The liquidation preference clause is of particular importance in the frame of venture capital transactions, because it determines the return that each investor will receive upon an exit of the company.
The liquidation preference clause applies when the venture capital fund exits the portfolio company through a liquidation event, a concept that typically includes the company’s liquidation, the transfer of all the company shares (by means of sale or merger) and the sale of the company’s business. In all these cases, certain proceeds are generated that, if it weren’t for the mechanics of the liquidation preference clause, would be distributed (directly or indirectly, depending on the type of liquidation event) among the shareholders in proportion to their holdings of shares in the portfolio company. A liquidation preference basically works as a downside protection of the invested capital in low-return scenarios.
In general terms, the aim of the liquidation preference is allowing the investor to recover the invested amount (or a multiple of the invested amount) with priority over the rest of the shareholders. There are three different types of liquidation preference:
• Non-participating, which grants the investors the right to recover an amount equal to their investment in the portfolio company or a multiple of it (for example, twice or three times the investment). After receiving the preferred amount, the remaining proceeds are distributed among the rest of the shareholders and, therefore, the investor does not participate in that distribution. This type of liquidation preference tends to be the most favourable to the founders of the company.
• Full participating, which gives the investors the right to recover their investment (or a multiple of it) and, in addition, to participate in the distribution of the remaining liquidation proceeds, on a pro rata basis with the rest of the shareholders. This type of liquidation preference is the most favourable to the investors of the company.

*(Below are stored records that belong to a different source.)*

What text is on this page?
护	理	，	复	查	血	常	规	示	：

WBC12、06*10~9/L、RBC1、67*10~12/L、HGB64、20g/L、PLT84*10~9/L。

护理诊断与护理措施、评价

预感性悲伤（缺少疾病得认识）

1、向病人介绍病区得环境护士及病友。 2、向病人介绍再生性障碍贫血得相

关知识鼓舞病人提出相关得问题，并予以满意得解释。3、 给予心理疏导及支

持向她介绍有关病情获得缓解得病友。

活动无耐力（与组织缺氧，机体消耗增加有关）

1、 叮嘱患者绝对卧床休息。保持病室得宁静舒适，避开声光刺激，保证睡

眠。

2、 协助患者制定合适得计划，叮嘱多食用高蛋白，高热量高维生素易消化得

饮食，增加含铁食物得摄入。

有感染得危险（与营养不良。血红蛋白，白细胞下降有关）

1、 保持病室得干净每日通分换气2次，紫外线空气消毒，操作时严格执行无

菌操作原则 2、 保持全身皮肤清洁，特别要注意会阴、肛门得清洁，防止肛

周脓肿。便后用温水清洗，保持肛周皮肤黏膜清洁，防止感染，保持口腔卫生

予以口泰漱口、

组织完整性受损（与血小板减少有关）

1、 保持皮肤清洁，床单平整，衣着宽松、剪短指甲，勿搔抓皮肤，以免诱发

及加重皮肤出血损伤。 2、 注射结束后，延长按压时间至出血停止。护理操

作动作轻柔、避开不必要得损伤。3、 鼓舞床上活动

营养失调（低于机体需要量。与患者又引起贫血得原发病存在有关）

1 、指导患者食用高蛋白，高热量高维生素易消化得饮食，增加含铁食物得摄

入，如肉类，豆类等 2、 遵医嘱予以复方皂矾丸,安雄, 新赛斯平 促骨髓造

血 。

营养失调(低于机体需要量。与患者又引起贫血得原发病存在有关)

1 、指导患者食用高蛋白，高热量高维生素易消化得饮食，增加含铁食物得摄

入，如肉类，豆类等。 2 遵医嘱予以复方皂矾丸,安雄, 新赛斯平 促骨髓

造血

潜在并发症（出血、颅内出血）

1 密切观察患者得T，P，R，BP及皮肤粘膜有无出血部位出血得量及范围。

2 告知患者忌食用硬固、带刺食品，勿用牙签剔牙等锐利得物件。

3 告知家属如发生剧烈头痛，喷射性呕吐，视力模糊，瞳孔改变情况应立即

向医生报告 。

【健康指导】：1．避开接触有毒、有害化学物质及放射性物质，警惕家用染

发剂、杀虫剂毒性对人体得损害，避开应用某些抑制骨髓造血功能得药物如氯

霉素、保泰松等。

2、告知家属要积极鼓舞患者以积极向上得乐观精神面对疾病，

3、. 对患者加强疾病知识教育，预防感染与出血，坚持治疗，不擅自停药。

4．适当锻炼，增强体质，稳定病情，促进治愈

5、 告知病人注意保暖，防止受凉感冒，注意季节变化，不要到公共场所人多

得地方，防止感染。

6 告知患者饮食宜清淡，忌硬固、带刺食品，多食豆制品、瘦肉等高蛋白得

• Capped participating, which grants the investors the right to recover the amount of their investment with priority over the rest of the shareholders, and subsequently, to participate in the distribution of the remaining proceeds, on a pro rata basis with the rest of the shareholders, until a maximum amount is reached, which tends to be a multiple of the investment (usually between 2 times and 3 times the invested amount). Once the cap is reached, the funds will be distributed exclusively among the common shareholders, without the preferred shareholders participating in the distribution.
In high return scenarios, the non-participating and the capped participating liquidation preferences may result in the investors receiving less proceeds than what they would have received in case they would have participated in the distribution pro rata to their holding of shares in the portfolio company. For this reason, the investor will always have the right to voluntarily convert their shares into common shares, forfeiting their liquidation preference, and participating in the distribution on a pro rata basis with the remaining common shareholders.
Finally, it is important to take into account that the liquidation preferences generate the so called zones of misalignment or dead zones, in which the interest of the common shareholders and that of the preferred shareholders diverge, as a result of the operation of the liquidation preference.
• In the non-participating liquidation preference, the dead zone appears when the proceeds to be distributed are between the liquidation preference amount (1x, 2x…) and the amount that the investors would receive upon conversion into common shares. In that dead zone, the investors have no incentive to pursue an increase in the exit price, since their return remains flat, while the founders do actually benefit from such rise of the exit proceeds.
• In the full participating liquidation preference, there is no dead zone, which means that the interests of both parties are always aligned. Once the investors have received their liquidation preference, to the extent they subsequently participate in the distribution of the remaining proceeds, the investors will always increase their return and will never be interested in receiving the distribution on an as-converted basis.
• In the capped participating liquidation preference the situation is a combination of the previous two. The interests of both parties are aligned until the moment the investors reach their capped participation in the distribution of proceeds. Once the investors reach that cap, the dead zone reappears, and investors remain indifferent to the valuation of the company (since their return remains at a standstill), while the founders increase their liquidation proceeds as the amount to be distributed keeps rising. The turning point (which aligns investors and founders) takes place at the moment the investors would receive a higher return by converting their shares into common, rather than maintaining their liquidation preference.
The dead zones are increasingly more complicated when the company goes through additional financing rounds and when new investors in those rounds have priority in the distribution over the previous investors and, obviously, over the founders. That is why it is important to take into account these aspects when negotiating the liquidation preference clauses and always seek a balance between the interests of investors and founders.